I’m having problems with my NVIDIA GeForce 3090 FE. My monitor suddenly goes dark and nothing but a hard reset fixes the problem. This has happened twice in the last two weeks while normal web browsing, the GPU was not under any stress. The last time it happened was today and I’m starting to get a bit nervous due to the repeated nature of the problem.

Upon rebooting and running “nvidia-bug-report.sh” and extracting the log file, I’m getting a massive “nvidia-bug-report.log” file with over one million lines of this Xid error repeated:
“Jul 04 00:03:42 rockio kernel: NVRM: Xid (PCI:0000:01:00): 45, pid=173078, Ch 0000003f”

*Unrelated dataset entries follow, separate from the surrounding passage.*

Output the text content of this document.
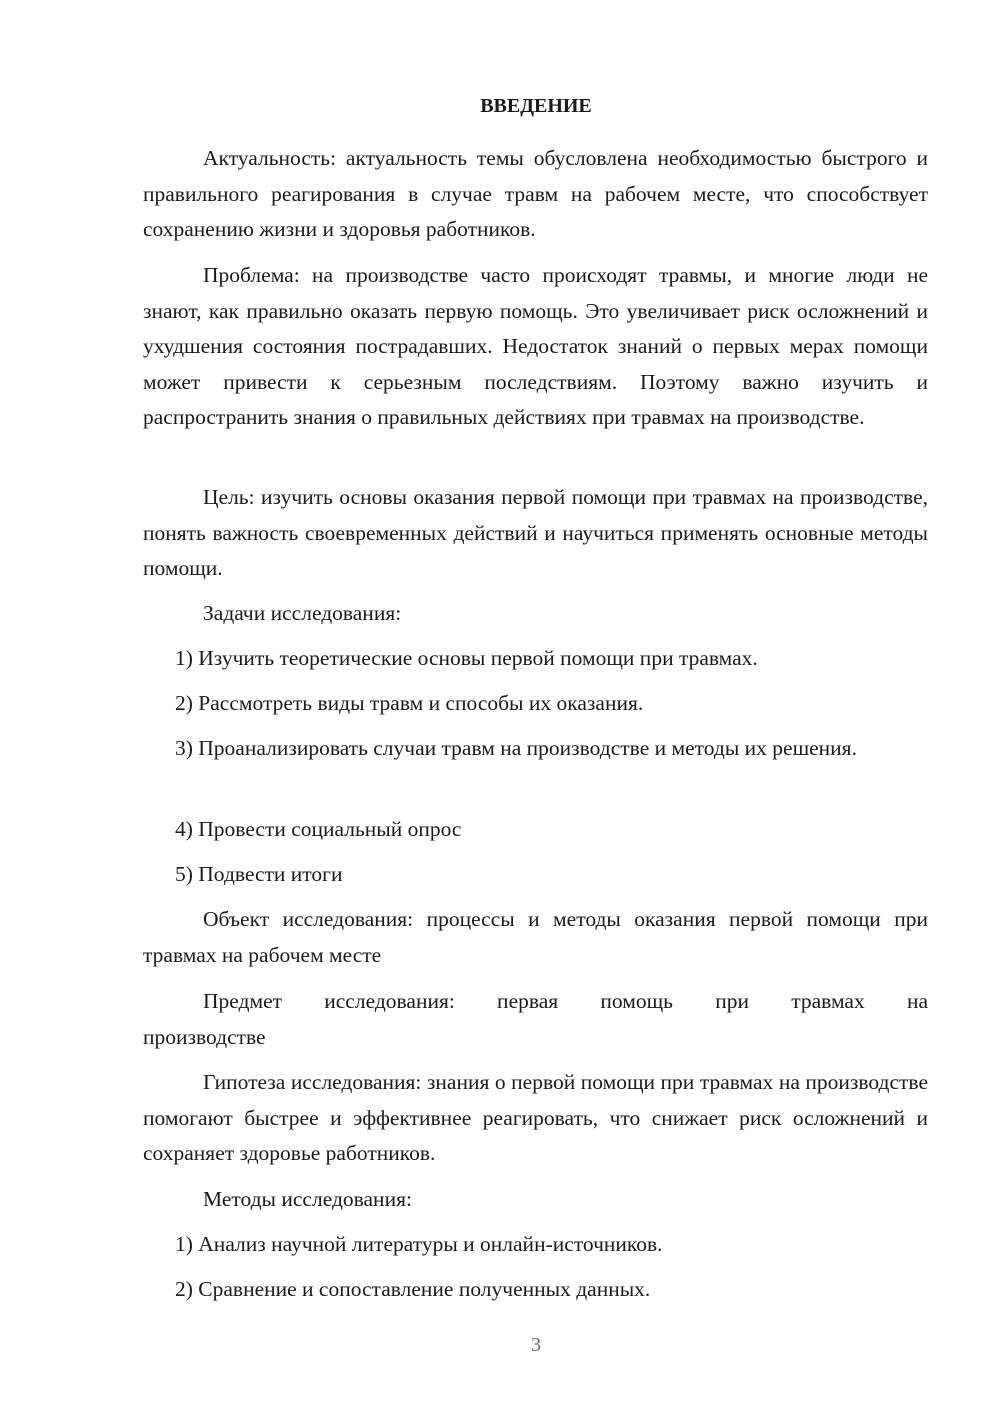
ВВЕДЕНИЕ

Актуальность: актуальность темы обусловлена необходимостью быстрого и правильного реагирования в случае травм на рабочем месте, что способствует сохранению жизни и здоровья работников.

Проблема: на производстве часто происходят травмы, и многие люди не знают, как правильно оказать первую помощь. Это увеличивает риск осложнений и ухудшения состояния пострадавших. Недостаток знаний о первых мерах помощи может привести к серьезным последствиям. Поэтому важно изучить и распространить знания о правильных действиях при травмах на производстве.

Цель: изучить основы оказания первой помощи при травмах на производстве, понять важность своевременных действий и научиться применять основные методы помощи.

Задачи исследования:

1) Изучить теоретические основы первой помощи при травмах.

2) Рассмотреть виды травм и способы их оказания.

3) Проанализировать случаи травм на производстве и методы их решения.

4) Провести социальный опрос

5) Подвести итоги

Объект исследования: процессы и методы оказания первой помощи при травмах на рабочем месте

Предмет исследования: первая помощь при травмах на производстве

Гипотеза исследования: знания о первой помощи при травмах на производстве помогают быстрее и эффективнее реагировать, что снижает риск осложнений и сохраняет здоровье работников.

Методы исследования:

1) Анализ научной литературы и онлайн-источников.

2) Сравнение и сопоставление полученных данных.

3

In particular, I’m not sure what “Xid (PCI:0000:01:00): 45” is telling me. Is this a critical error? Why so many of them?

This being a relatively new and expensive product, I’m wondering if this is hardware issue meriting an RMA of the product. Any feedback would be greatly appreciated.

Thanks for reading!

My specs are:
Product Name : NVIDIA GeForce RTX 3090
Driver Version : 465.27
CUDA Version : 11.3
Memory : 32 GB RAM
SSD Drive : 2 TB, over 1 TB free
CPU : Intel Core i7 10700k
OS: : Ubuntu 20.04

nvidia-bug-report.log.gz (3.5 MB)

The XID 45 is only a subsequent error, the real errors that trigger this are XID 31,62 and 32. This points to something memory related but from which source is plain guessing. First of all, before the crash there were a lot of suspend/resume cycles so maybe gpu memory got corrupted on one of those. Did the crash before also happen after a suspend?

1 Like

“First of all, before the crash there were a lot of suspend/resume cycles so maybe gpu memory got corrupted on one of those”

This is possible. I generally suspend/resume my computer; only rebooting about once a month for software updates. The crashes happen after a suspend, however, not immediately after. I resume the PC in the mornings and suspend at night. The crashes so far happened at night, after the computer has been on for the entire day.

“the real errors that trigger this are XID 31,62 and 32”

Oh, good catch! I’m seeing Xid 31,32, errors as well in the log file:

NVRM: Xid (PCI:0000:01:00): 62, pid=0, 0000(0000) 00000000 00000000

NVRM: Xid (PCI:0000:01:00): 31, pid=126815, Ch 00000063, intr 00000000. MMU Fault: ENGINE GRAPHICS GPCCLIENT_T1_0 faulted @ 0x1_b0fde000. Fault is of type FAULT_PDE ACCESS_TYPE_VIRT_READ

I’m seeing an actual error description: “FAULT_PDE ACCESS_TYPE_VIRT_READ” Could this indicate hardware error? Or is it more likely to be a driver issue?

Can be a hardware issue but from the errors you’re getting, I’d say very unlikely.
Please check for a bios update first.
Since you say it happened while webbrowsing, this might be just the known driver bug regarding chrome and hardware acceleration enabled, please check.

1 Like

“Can be a hardware issue but from the errors you’re getting, I’d say very unlikely.”

It’s good to hear this.

Upon further recollection, I may have been running a Gazebo simulator in the background. I’m starting to lean towards some CUDA related issue. It wasn’t too heavy on the GPU, but most likely was using a significant amount of memory.

I think I’ll upgrade my BIOS, check drivers, and keep closer notes on when/if this happens again.

Thanks so much for your help generix.

This topic was automatically closed 60 days after the last reply. New replies are no longer allowed.